To see the impact, consider this benchmark program:

entry main32 [m][n] (hist : *[n]f32) (is: [m]i32) (image : [m]f32) : [n]f32 =
  reduce_by_index hist (+) 0f32 (map (%100) (map i64.i32 is)) image

-- ==
-- entry: main32
-- random input { [100000]f32 [10000000]i32 [10000000]f32 }

We are computing a generalised histogram with 100,000 bins, but where the 10,000,000 samples all fall within the first 100 bins, meaning we will have lots of conflicts in the updates. Futhark employs a rather sophisticated algorithm to minimise conflicts, documented in this paper, but it is not perfect, and is particularly bad for histograms that are both very large and very sparse. Using the CUDA backend, which supports atomic floating-point operations natively, we obtain (on an NVIDIA A100):

$ futhark bench --backend=cuda hist.fut
Compiling hist.fut...
Reporting arithmetic mean runtime of at least 10 runs for each dataset (min 0.5s).
More runs automatically performed for up to 300s to ensure accurate measurement.

hist.fut:main32 (no tuning file):
[100000]f32 [10000000]i32 [10000000]f32:       4630μs (95% CI: [    4625.5,     4642.0])

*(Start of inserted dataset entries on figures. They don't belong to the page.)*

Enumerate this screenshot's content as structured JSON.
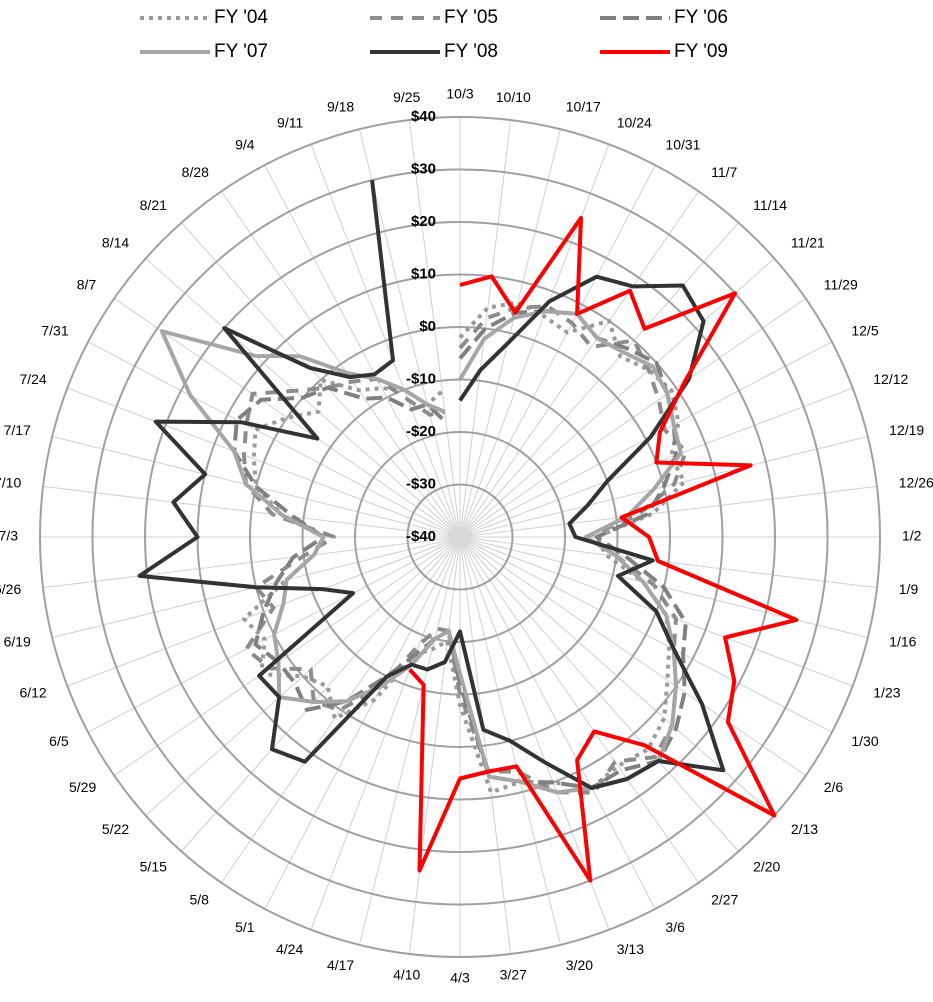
{
  "chart_data": {
    "type": "radar",
    "categories": [
      "10/3",
      "10/10",
      "10/17",
      "10/24",
      "10/31",
      "11/7",
      "11/14",
      "11/21",
      "11/29",
      "12/5",
      "12/12",
      "12/19",
      "12/26",
      "1/2",
      "1/9",
      "1/16",
      "1/23",
      "1/30",
      "2/6",
      "2/13",
      "2/20",
      "2/27",
      "3/6",
      "3/13",
      "3/20",
      "3/27",
      "4/3",
      "4/10",
      "4/17",
      "4/24",
      "5/1",
      "5/8",
      "5/15",
      "5/22",
      "5/29",
      "6/5",
      "6/12",
      "6/19",
      "6/26",
      "7/3",
      "7/10",
      "7/17",
      "7/24",
      "7/31",
      "8/7",
      "8/14",
      "8/21",
      "8/28",
      "9/4",
      "9/11",
      "9/18",
      "9/25"
    ],
    "series": [
      {
        "name": "FY '04",
        "color": "#9a9a9a",
        "dash": "4,5",
        "values": [
          -2,
          4,
          6,
          5,
          4,
          10,
          6,
          8,
          9,
          7,
          3,
          4,
          -3,
          -14,
          -12,
          -4,
          2,
          5,
          8,
          12,
          14,
          13,
          14,
          10,
          8,
          9,
          -8,
          -20,
          -18,
          -16,
          -5,
          2,
          -2,
          0,
          6,
          2,
          4,
          -6,
          -12,
          -14,
          -6,
          0,
          2,
          4,
          0,
          -4,
          0,
          -6,
          -8,
          -10,
          -14,
          -12
        ]
      },
      {
        "name": "FY '05",
        "color": "#8c8c8c",
        "dash": "12,9",
        "values": [
          -4,
          2,
          5,
          7,
          6,
          4,
          10,
          8,
          6,
          4,
          6,
          2,
          -6,
          -16,
          -10,
          -2,
          4,
          6,
          10,
          14,
          16,
          12,
          15,
          12,
          6,
          5,
          -10,
          -22,
          -22,
          -18,
          -8,
          0,
          2,
          -2,
          4,
          6,
          -2,
          0,
          -10,
          -16,
          -4,
          2,
          4,
          6,
          8,
          2,
          -2,
          -4,
          -6,
          -12,
          -16,
          -16
        ]
      },
      {
        "name": "FY '06",
        "color": "#808080",
        "dash": "16,7",
        "values": [
          -6,
          0,
          4,
          6,
          8,
          6,
          8,
          10,
          8,
          6,
          4,
          0,
          -4,
          -14,
          -8,
          0,
          6,
          8,
          12,
          15,
          17,
          14,
          14,
          10,
          8,
          6,
          -12,
          -22,
          -20,
          -16,
          -10,
          -2,
          4,
          2,
          2,
          4,
          0,
          -4,
          -8,
          -14,
          -8,
          0,
          6,
          8,
          6,
          0,
          -2,
          -8,
          -10,
          -14,
          -14,
          -18
        ]
      },
      {
        "name": "FY '07",
        "color": "#a6a6a6",
        "values": [
          -10,
          -2,
          3,
          6,
          8,
          6,
          7,
          9,
          8,
          6,
          5,
          -2,
          -8,
          -16,
          -10,
          -4,
          2,
          6,
          10,
          14,
          17,
          16,
          14,
          12,
          8,
          6,
          -14,
          -22,
          -20,
          -14,
          -8,
          -2,
          2,
          6,
          2,
          0,
          -4,
          -6,
          -12,
          -14,
          -6,
          2,
          6,
          18,
          29,
          12,
          6,
          -2,
          -6,
          -10,
          -14,
          -16
        ]
      },
      {
        "name": "FY '08",
        "color": "#333333",
        "values": [
          -14,
          -8,
          -2,
          8,
          16,
          18,
          24,
          22,
          13,
          1,
          -10,
          -15,
          -19,
          -18,
          -3,
          -9,
          0,
          6,
          16,
          27,
          17,
          16,
          14,
          6,
          0,
          -3,
          -22,
          -16,
          -14,
          -14,
          -10,
          12,
          14,
          6,
          6.5,
          -17,
          -12,
          0,
          21.5,
          10,
          15,
          10,
          22,
          7,
          -7,
          20,
          3,
          -3,
          -5,
          -4,
          30,
          null
        ]
      },
      {
        "name": "FY '09",
        "color": "#ff0000",
        "values": [
          8,
          10,
          4,
          25,
          8,
          17,
          13,
          30,
          12,
          3,
          0,
          17,
          -9,
          -4,
          -2,
          26,
          14,
          19,
          22,
          40,
          13,
          5,
          8,
          30,
          5,
          5,
          6,
          24,
          -11,
          -13,
          null,
          null,
          null,
          null,
          null,
          null,
          null,
          null,
          null,
          null,
          null,
          null,
          null,
          null,
          null,
          null,
          null,
          null,
          null,
          null,
          null,
          null
        ]
      }
    ],
    "ylim": [
      -40,
      40
    ],
    "yticks": [
      {
        "value": -40,
        "label": "-$40"
      },
      {
        "value": -30,
        "label": "-$30"
      },
      {
        "value": -20,
        "label": "-$20"
      },
      {
        "value": -10,
        "label": "-$10"
      },
      {
        "value": 0,
        "label": "$0"
      },
      {
        "value": 10,
        "label": "$10"
      },
      {
        "value": 20,
        "label": "$20"
      },
      {
        "value": 30,
        "label": "$30"
      },
      {
        "value": 40,
        "label": "$40"
      }
    ],
    "grid": true,
    "legend": "top"
  }
}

About 4.6ms. Decent runtime, depending on your expectations. Now let us try with the OpenCL backend, which uses a CAS-loop:

$ futhark bench --backend=opencl hist.fut
Compiling hist.fut...
Reporting arithmetic mean runtime of at least 10 runs for each dataset (min 0.5s).
More runs automatically performed for up to 300s to ensure accurate measurement.

hist.fut:main32 (no tuning file):
[100000]f32 [10000000]i32 [10000000]f32:     105876μs (95% CI: [  101517.4,   118794.8])

106ms! That’s over 20x slower. Not great. However, about a week ago PipInSpace wrote a blog post about a more efficient way of atomically adding floating-point numbers, which is largely based around detecting vendor-specific OpenCL extensions, and falling back if necessary to a somewhat cleverer CAS-loop than Futhark was using. Today I spent a few hours implementing this technique in the Futhark compiler, including extending the approach to also handle double-precision numbers, and now our OpenCL performance looks much better:

$ futhark bench --backend=opencl hist.fut
Compiling hist.fut...
Reporting arithmetic mean runtime of at least 10 runs for each dataset (min 0.5s).
More runs automatically performed for up to 300s to ensure accurate measurement.

hist.fut:main32 (no tuning file):
[100000]f32 [10000000]i32 [10000000]f32:       5534μs (95% CI: [    5521.7,     5539.2])

It is still not quite at the level of CUDA, but I think this is not due to the atomics, but rather due to OpenCL not providing precise hardware information to the Futhark runtime system. I am looking forward to someone else writing a blog post about how to also address that problem, so I don’t have to do the work myself.